Nada ha que tão intimamente revele, que tão completamente interprete a substancia do meu infortunio nato como o typo de devaneio que, na verdade mais acarinho, o balsamo que com mais intima frequencia escolho para a minha angustia de existir. O resumo da essencia do que desejo é só isto — dormir a vida.
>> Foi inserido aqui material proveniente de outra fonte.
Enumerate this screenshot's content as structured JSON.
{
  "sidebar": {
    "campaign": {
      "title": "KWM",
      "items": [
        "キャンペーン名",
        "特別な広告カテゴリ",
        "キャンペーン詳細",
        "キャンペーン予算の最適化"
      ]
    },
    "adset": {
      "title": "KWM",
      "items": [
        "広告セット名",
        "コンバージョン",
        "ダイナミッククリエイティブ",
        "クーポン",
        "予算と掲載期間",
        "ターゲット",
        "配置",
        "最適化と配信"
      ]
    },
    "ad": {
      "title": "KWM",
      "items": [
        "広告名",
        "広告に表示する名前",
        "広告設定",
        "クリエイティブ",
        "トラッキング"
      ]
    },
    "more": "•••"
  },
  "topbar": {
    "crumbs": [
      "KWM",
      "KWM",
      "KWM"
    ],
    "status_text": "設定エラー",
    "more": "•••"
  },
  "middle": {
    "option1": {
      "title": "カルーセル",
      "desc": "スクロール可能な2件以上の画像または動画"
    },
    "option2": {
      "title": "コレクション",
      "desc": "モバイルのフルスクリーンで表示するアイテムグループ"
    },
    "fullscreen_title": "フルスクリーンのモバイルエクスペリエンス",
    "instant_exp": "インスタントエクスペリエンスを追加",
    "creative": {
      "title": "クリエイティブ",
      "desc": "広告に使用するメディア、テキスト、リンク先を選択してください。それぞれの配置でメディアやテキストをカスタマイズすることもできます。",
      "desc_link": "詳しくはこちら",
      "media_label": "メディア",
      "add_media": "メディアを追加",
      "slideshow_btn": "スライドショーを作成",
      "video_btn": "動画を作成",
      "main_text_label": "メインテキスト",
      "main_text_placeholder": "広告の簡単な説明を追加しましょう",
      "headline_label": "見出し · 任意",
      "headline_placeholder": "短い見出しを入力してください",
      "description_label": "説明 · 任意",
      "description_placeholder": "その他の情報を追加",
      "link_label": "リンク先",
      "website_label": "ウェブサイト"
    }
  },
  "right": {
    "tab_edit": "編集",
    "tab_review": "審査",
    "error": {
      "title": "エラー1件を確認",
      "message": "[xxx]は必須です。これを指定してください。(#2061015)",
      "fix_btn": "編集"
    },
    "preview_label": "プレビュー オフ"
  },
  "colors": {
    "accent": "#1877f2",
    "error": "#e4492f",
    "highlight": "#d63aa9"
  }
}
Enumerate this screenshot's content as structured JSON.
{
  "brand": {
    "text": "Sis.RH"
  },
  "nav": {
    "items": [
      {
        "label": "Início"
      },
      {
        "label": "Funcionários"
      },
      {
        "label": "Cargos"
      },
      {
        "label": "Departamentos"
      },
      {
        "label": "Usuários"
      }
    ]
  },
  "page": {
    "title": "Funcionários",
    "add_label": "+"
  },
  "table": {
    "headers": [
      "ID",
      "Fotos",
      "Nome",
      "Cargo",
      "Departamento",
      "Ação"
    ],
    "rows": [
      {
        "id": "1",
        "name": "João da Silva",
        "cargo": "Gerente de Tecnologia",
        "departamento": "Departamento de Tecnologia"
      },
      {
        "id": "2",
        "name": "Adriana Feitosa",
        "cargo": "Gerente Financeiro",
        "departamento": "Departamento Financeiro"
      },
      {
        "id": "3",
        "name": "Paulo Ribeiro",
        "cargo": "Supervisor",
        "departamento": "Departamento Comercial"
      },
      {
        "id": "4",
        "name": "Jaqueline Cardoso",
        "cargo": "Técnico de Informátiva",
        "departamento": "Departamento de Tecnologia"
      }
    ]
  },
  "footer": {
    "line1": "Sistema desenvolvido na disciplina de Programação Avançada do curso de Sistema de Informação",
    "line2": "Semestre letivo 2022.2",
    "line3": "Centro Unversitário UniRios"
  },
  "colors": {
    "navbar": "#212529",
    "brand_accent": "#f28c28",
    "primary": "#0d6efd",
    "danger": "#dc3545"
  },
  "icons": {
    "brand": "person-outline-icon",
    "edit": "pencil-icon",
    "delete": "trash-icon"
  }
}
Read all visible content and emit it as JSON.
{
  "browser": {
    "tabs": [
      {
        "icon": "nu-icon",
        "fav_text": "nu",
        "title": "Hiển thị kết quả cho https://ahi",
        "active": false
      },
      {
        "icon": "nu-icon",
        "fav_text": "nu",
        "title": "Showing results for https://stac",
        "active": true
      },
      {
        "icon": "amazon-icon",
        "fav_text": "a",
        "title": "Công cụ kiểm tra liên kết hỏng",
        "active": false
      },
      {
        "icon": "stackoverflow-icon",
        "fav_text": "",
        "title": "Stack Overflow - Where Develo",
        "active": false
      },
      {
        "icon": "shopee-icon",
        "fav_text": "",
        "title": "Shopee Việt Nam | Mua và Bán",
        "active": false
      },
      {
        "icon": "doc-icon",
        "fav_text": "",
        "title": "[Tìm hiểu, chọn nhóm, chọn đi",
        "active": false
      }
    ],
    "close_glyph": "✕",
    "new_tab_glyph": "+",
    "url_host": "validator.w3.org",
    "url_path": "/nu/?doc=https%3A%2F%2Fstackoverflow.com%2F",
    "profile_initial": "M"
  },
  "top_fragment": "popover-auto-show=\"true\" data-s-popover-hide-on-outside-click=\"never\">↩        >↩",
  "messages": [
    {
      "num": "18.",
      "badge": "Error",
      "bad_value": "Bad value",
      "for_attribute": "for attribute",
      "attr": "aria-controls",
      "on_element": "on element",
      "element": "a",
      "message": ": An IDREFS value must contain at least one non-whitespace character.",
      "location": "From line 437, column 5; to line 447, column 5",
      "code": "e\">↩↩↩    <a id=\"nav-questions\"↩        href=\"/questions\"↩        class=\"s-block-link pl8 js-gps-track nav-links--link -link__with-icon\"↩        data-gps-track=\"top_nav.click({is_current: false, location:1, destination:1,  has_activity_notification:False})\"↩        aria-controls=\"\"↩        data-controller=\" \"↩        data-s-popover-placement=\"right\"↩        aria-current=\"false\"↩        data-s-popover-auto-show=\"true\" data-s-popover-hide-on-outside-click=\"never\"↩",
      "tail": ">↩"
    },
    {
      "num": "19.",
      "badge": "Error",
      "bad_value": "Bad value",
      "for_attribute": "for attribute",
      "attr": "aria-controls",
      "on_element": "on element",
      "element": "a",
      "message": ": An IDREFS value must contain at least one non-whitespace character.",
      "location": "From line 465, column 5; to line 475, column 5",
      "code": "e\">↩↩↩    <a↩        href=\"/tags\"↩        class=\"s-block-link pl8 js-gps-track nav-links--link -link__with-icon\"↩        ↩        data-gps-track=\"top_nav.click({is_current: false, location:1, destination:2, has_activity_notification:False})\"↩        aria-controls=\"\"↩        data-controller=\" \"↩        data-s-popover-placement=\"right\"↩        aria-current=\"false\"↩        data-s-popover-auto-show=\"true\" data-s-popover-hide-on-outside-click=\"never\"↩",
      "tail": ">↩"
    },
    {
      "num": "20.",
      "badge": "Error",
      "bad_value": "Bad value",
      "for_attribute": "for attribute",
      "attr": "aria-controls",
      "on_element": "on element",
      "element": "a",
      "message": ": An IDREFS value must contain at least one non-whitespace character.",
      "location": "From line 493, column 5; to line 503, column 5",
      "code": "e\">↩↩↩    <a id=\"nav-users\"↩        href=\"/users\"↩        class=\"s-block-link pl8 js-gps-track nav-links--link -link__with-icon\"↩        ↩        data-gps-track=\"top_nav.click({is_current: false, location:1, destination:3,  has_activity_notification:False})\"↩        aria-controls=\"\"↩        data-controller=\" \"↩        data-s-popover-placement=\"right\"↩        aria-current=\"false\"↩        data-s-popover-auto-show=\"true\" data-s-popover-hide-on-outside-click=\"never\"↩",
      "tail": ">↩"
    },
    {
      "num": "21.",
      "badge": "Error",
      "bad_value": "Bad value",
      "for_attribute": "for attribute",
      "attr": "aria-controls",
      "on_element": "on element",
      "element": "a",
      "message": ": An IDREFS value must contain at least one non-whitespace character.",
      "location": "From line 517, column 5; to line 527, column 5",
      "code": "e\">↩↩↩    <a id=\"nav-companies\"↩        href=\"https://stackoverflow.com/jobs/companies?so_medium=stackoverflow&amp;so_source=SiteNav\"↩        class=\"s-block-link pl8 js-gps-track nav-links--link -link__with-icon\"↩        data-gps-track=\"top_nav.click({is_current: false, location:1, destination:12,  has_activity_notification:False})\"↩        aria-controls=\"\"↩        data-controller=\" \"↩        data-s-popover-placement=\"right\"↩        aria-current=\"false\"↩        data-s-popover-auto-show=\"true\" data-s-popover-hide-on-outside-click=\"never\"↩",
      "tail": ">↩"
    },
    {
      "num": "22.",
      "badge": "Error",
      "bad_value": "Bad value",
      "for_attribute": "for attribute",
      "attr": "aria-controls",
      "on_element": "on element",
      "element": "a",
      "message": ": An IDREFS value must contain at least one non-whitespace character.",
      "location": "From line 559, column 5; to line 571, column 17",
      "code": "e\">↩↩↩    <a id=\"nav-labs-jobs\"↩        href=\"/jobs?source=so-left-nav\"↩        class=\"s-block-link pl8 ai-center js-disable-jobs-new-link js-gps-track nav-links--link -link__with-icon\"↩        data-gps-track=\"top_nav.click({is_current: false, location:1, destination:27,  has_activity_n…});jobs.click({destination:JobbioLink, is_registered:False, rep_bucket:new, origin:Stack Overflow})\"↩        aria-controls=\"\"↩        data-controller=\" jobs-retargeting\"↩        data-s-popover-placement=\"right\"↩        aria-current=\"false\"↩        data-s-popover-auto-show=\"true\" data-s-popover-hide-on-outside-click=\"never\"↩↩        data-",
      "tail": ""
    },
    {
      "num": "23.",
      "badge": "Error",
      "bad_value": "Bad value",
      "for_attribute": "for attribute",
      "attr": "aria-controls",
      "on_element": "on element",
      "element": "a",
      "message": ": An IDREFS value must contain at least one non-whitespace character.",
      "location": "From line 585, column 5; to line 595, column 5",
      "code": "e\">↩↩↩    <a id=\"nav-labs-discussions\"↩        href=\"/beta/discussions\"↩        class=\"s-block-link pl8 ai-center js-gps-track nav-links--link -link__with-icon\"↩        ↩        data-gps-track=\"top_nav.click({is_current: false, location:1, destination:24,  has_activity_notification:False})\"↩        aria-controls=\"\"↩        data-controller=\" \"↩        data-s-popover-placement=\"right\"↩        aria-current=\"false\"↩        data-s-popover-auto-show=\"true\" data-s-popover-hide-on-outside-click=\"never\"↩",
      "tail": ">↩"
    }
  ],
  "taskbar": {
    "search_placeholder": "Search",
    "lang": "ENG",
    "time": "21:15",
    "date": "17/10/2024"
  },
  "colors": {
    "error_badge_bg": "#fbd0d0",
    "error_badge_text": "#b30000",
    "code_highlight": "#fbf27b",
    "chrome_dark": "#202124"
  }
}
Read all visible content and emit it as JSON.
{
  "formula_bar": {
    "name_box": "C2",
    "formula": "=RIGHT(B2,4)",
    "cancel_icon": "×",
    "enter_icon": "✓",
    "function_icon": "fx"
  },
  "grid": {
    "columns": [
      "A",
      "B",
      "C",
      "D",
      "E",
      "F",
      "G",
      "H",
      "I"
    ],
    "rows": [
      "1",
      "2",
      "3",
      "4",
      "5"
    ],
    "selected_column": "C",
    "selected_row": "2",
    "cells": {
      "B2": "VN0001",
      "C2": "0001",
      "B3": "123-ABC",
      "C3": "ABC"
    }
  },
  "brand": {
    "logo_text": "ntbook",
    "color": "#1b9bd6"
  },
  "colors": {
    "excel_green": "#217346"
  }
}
Quero de mais á vida, para que a possa desejar ida; quero de mais a não viver para ter sobre a vida um anseio demasiado importuno.

Assim, é este, que vou deixar escripto, o melhor dos meus sonhos preferidos. Á noite, ás vezes, com a casa quieta, porque os domnos sahissem ou se calem, fecho as vidraças da minha janella, tapo-as com as pesadas portas; immerso num fato velho, aconchego-me na cadeira profunda, e prendo-me no sonho de que sou um major reformado num hotel de provincia, á hora de depois de jantar, quando elle seja, com um ou outro mais sobrio, o conviva lento que demorou sem razão.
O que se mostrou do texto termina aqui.